When the steamship builders contemplated tackling the oceans, they didn’t start from zero, steam ferries were plying the rivers and near coastal areas. The thought of taking on the Atlantic was probably much like this discussion, plenty of room for nay-saying. Too much risk, what if the engine fails, economic issues related to engines and space for fuel versus cargo and passenger and soon, what if, what if - so, not surprisingly most of the early steampships were also fitted with sail because no one could imagine or have sufficient faith. It took time of course, but think about the trajectory from that point of steamships moving from rivers and near coastal to the oceans, and to today—where not only are sails not fitted, but there is often, usually, only one engine! A lot of naysaying, distrust, and forecasts of doom, but if you look at the endstate, a lot of the issues and nay saying was perhaps not wrong, but it was overcome. There’s rarely a place for blanket ‘never’ statements. (Rarely, not never…)
Whatever one’s opinion on the matter, nay sayers are proven right until they’re not, and people who can see an avenue for it have to wait until it is done to be proven right. Thus, ‘nay sayer’ is a comfortable side of an argument. I think people look at this issue and things as they are today. Despite all the perceived uncertainties, risks, and challenges, there will always be incremental moves forward that one day will form a present/future unimaginable to many folks in the past.
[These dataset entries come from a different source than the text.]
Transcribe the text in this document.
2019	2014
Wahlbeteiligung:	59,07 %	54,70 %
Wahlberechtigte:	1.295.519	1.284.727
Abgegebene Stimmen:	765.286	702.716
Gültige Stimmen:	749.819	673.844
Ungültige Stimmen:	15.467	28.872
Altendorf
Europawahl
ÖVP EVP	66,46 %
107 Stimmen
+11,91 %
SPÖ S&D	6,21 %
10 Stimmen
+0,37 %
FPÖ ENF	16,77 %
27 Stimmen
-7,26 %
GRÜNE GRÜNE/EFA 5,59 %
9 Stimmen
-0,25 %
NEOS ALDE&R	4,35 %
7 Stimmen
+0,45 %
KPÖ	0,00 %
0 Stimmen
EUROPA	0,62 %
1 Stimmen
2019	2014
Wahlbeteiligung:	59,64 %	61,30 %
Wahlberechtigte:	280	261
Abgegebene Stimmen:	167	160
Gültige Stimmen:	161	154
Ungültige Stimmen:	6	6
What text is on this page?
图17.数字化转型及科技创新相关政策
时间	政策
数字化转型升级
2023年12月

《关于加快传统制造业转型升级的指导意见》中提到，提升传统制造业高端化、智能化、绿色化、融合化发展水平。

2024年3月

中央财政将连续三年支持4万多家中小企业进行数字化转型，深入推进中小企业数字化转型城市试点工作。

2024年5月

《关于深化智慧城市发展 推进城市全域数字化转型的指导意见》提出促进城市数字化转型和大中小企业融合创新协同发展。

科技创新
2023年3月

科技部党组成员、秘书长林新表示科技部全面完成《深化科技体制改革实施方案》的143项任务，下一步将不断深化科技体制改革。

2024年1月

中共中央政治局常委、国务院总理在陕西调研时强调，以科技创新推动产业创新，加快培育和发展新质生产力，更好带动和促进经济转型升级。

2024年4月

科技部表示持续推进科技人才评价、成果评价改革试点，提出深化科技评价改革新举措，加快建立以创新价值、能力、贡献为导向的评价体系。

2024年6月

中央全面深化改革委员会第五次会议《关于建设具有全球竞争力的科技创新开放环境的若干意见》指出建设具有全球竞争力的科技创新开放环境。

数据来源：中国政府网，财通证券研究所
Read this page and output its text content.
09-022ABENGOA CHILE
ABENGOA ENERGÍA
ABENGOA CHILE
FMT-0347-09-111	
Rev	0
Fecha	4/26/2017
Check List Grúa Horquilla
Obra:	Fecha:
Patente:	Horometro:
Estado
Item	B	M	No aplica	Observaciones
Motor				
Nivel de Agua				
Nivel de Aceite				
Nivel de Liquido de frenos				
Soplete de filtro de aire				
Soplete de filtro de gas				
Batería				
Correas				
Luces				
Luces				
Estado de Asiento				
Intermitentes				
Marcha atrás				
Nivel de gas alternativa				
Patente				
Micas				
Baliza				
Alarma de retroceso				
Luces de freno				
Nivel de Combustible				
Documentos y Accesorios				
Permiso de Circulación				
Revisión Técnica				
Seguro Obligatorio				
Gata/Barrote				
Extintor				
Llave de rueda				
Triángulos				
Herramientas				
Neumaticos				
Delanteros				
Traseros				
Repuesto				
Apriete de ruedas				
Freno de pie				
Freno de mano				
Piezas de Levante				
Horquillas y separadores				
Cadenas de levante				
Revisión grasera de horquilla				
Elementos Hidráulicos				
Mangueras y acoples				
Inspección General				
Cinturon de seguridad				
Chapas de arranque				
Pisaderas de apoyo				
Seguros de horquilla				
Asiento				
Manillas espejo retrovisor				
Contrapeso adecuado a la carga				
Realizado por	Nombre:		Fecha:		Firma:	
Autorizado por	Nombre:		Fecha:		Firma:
That autonomous (perhaps battery powered) ferry will get a longer route, the series of ‘next’ steps will seem obvious and newly feasible, and then achievable, and before you know it…
Indeed… but I would say history informs the argument, largely to the positive. But, there seems little point in an opinion-based discussion of the future, so I’m good with letting this thread die. However, I will point out that there seems agreement on the increase of automation, technology & innovation leading to further reduction in manning, and that is that incremental, next step we can see today.